Nun haben wir in den vergangenen vier Wochen, das Thema war vor vier Wochen aktuell, es ist, wenn Sie so wollen, jetzt dauerhaft aktuell geblieben, es ist im Grunde seit 17 Jahren aktuell, jedenfalls haben wir in den letzten Wochen alle miteinander mehr Zeit für Tiefenbohrungen gehabt und uns vielleicht auch noch ein bisschen mit der Deutschen Gesellschaft zur Rettung Schiffbrüchiger unterhalten können über die Einsätze vom Nothafen Darßer Ort aus, der ja nun geschlossen ist, wie Sie selber bemerkt haben, also über die Einsätze des Seenotkreuzers „Theo Fischer“, der von dort aus seine Arbeit gemacht hat. Ich selber habe mit der Inspektionsleitung der Deutschen Gesellschaft zur Rettung Schiffbrüchiger Kontakt aufgenommen und dort die Frage gestellt: Wie viele Einsätze sind in den letzten Jahren – also anhand des Materials, das vorliegt – gefahren worden zur Kadetrinne? Der Leiter der Inspektion konnte die Frage nicht beantworten, hat mir aber eine Mail geschickt. Ich will daraus vorlesen: „Üblicherweise stranden Boote oder Schiffe an der Westküste und an der Nordspitze des Darßes.“

(Dr. Wolfgang Methling, DIE LINKE: So ist es.)
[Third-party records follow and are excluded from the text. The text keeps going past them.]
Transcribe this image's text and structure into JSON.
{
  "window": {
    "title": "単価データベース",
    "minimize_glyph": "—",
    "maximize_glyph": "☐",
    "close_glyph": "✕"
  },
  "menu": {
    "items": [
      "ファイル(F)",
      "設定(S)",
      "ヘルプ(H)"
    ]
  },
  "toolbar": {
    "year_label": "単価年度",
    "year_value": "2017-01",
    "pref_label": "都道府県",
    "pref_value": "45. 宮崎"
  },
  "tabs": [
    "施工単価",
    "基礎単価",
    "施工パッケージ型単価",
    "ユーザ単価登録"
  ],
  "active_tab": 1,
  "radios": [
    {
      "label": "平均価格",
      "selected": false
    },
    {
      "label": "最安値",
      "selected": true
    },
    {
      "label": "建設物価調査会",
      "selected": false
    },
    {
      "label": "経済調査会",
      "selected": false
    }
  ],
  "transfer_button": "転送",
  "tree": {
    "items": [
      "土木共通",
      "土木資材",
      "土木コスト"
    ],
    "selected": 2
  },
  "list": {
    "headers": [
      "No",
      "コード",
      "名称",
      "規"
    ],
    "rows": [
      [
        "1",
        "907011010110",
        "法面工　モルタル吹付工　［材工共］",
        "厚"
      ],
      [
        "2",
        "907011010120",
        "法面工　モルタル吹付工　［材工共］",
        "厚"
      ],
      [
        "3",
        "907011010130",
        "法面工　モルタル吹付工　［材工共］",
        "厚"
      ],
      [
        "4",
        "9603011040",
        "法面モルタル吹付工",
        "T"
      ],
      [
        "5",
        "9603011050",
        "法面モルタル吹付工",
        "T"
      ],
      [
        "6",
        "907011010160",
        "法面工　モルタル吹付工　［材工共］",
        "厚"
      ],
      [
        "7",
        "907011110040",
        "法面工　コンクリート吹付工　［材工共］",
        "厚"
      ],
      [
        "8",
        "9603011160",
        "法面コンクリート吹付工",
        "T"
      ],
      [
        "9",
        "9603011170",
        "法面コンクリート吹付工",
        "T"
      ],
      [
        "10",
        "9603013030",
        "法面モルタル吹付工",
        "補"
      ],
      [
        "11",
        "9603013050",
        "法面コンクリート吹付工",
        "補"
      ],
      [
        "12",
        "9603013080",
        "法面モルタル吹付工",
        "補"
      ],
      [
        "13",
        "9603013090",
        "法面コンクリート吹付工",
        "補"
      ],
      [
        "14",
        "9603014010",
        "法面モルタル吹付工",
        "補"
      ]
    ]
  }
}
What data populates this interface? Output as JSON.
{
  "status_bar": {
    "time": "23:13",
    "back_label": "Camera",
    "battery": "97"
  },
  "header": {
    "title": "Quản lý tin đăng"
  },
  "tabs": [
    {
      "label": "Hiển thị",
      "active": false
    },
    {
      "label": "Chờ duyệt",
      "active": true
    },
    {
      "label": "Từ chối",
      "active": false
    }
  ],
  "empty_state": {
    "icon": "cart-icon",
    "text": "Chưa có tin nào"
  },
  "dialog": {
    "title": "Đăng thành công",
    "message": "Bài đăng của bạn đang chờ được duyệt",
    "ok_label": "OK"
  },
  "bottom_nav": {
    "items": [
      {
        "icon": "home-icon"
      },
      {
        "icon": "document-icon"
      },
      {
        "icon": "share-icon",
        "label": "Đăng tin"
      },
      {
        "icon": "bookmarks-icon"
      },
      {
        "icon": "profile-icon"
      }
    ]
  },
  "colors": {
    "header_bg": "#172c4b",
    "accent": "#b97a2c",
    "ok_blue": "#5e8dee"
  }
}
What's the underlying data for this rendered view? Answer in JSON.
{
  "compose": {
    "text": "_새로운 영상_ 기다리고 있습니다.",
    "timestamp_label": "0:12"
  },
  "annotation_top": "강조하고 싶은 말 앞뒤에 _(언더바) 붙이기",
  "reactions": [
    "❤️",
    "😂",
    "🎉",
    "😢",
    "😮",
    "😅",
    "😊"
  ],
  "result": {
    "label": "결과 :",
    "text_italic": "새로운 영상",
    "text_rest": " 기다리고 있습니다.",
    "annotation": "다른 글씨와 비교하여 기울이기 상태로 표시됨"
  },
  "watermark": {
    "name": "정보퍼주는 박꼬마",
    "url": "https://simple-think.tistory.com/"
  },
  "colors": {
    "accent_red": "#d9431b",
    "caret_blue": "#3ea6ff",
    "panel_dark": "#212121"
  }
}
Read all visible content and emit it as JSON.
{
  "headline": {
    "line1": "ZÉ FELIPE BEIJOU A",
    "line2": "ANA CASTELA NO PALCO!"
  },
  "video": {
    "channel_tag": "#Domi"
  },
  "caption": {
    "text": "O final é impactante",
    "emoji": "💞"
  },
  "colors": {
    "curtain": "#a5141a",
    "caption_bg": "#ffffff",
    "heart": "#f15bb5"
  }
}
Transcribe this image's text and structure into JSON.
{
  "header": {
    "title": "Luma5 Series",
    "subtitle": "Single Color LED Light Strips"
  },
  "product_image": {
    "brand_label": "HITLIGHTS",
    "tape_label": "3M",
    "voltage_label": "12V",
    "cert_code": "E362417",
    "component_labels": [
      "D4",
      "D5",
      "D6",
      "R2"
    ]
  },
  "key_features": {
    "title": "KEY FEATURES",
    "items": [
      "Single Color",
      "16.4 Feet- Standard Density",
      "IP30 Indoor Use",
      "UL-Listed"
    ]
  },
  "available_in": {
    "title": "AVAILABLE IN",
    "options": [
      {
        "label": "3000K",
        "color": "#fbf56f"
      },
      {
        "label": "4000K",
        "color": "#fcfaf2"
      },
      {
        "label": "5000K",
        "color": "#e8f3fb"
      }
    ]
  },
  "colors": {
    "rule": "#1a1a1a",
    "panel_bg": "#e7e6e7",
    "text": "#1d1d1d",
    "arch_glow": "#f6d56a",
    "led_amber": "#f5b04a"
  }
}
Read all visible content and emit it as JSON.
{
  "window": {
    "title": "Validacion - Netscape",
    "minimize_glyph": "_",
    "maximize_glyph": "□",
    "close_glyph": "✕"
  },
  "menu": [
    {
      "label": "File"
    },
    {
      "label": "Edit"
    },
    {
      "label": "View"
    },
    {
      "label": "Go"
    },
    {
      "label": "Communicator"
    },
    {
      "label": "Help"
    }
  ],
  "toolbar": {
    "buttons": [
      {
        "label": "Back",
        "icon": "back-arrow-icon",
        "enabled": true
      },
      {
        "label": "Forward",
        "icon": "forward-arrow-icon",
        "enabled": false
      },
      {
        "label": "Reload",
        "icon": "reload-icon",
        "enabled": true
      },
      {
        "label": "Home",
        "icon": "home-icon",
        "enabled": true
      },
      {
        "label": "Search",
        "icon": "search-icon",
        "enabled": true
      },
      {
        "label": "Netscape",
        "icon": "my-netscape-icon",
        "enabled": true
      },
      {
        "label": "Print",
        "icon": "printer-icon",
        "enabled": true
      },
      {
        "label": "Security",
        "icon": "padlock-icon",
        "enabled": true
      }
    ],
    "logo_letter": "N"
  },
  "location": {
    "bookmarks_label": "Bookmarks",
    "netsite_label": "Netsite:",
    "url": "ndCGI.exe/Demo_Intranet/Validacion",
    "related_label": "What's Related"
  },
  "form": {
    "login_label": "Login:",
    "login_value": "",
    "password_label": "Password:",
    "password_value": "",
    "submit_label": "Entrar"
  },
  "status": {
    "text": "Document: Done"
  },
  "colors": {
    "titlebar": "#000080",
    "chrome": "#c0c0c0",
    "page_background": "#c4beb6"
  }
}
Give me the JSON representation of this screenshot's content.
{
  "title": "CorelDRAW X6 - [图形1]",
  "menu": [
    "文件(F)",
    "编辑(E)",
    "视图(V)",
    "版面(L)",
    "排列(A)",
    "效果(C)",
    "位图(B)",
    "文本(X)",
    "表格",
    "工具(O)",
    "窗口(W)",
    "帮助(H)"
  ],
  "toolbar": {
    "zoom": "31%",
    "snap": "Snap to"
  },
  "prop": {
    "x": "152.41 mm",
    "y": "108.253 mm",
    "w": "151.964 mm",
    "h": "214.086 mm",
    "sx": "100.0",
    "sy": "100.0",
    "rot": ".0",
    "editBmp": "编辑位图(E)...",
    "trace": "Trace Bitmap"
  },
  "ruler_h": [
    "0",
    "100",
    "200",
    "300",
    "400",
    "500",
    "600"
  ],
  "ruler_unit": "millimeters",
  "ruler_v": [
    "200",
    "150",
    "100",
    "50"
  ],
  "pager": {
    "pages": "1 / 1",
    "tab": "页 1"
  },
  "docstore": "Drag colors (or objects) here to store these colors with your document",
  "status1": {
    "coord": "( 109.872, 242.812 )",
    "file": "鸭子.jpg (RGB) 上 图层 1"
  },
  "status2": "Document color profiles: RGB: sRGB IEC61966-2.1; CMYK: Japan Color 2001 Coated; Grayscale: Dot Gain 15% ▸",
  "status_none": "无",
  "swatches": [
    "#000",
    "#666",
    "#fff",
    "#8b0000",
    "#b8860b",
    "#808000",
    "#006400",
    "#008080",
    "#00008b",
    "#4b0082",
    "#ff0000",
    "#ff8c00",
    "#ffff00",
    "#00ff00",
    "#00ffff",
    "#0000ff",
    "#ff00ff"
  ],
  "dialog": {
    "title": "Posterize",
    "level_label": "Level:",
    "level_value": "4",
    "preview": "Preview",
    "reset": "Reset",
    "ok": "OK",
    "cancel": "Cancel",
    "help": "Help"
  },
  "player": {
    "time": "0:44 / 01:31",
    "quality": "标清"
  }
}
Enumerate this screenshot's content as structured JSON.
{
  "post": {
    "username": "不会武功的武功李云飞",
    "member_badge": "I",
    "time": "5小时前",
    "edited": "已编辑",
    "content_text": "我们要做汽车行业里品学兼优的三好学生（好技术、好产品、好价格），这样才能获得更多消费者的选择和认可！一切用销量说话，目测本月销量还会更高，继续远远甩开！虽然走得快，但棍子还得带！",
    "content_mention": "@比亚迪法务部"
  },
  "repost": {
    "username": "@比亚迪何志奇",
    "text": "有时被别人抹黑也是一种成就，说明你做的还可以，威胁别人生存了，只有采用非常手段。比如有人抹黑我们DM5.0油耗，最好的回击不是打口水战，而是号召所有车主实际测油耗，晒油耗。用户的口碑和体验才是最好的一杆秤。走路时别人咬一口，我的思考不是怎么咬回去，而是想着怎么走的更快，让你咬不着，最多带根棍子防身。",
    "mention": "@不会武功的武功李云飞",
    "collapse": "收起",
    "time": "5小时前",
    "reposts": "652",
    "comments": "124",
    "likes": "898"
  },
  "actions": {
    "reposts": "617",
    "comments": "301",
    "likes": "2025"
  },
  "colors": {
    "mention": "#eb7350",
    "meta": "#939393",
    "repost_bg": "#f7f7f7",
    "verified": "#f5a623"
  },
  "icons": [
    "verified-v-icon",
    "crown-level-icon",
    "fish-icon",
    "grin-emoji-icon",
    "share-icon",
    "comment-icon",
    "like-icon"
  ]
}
„Motorenausfälle fi nden gleichmäßig verteilt im gesamten Einsatzgebiet des Seenotkreuzers statt. Unfälle in Verbindung mit der Berufsschifffahrt sind üblicherweise in oder in der Nähe der Kadetrinne.“ Nun kommen wir zur Berufsschifffahrt nachher noch mal extra, weil da tatsächlich erhebliche Gefahrenpotenziale in der Kadetrinne liegen. Aber die Einsätze des Seenotkreuzers sind ja gerade eben nicht ausgerichtet auf die Kadetrinne, sagt jedenfalls die Inspektionsleitung.

Ich habe ein paar statistische Daten mitgebracht. Daraus ergibt sich für die Jahre 2002 bis Oktober 2007 folgendes Bild:

Bezogen auf die Notfallursachen liegen erstens die Einsätze, die auf Grund gelaufene Schiffe bergen, mit 121 Einsätzen mit Abstand an der Spitze. Auf Grund laufen kann ein Schiff nicht in der Kadetrinne.

Zweitens: Motorprobleme 32 Einsätze

Drittens: Wassereinbruch in Schiffen 6 Einsätze

Viertens: Ruderschäden 5 Einsätze

Das sind alles Schäden, die überall aufgetreten sind und auch überall auftreten können, auch in der Kadetrinne, aber selbstverständlich nicht allein in der Kadetrinne.

Die weiteren Einsätze: Propeller verloren, Mann über Bord – ein Einsatz seit 2002, orientierungslos, also Navigationsprobleme, Mastbruch, Netze in der Schraube,

Getriebeschäden, Brand an Bord und so weiter, ein bis zwei Einsätze in fünf Jahren.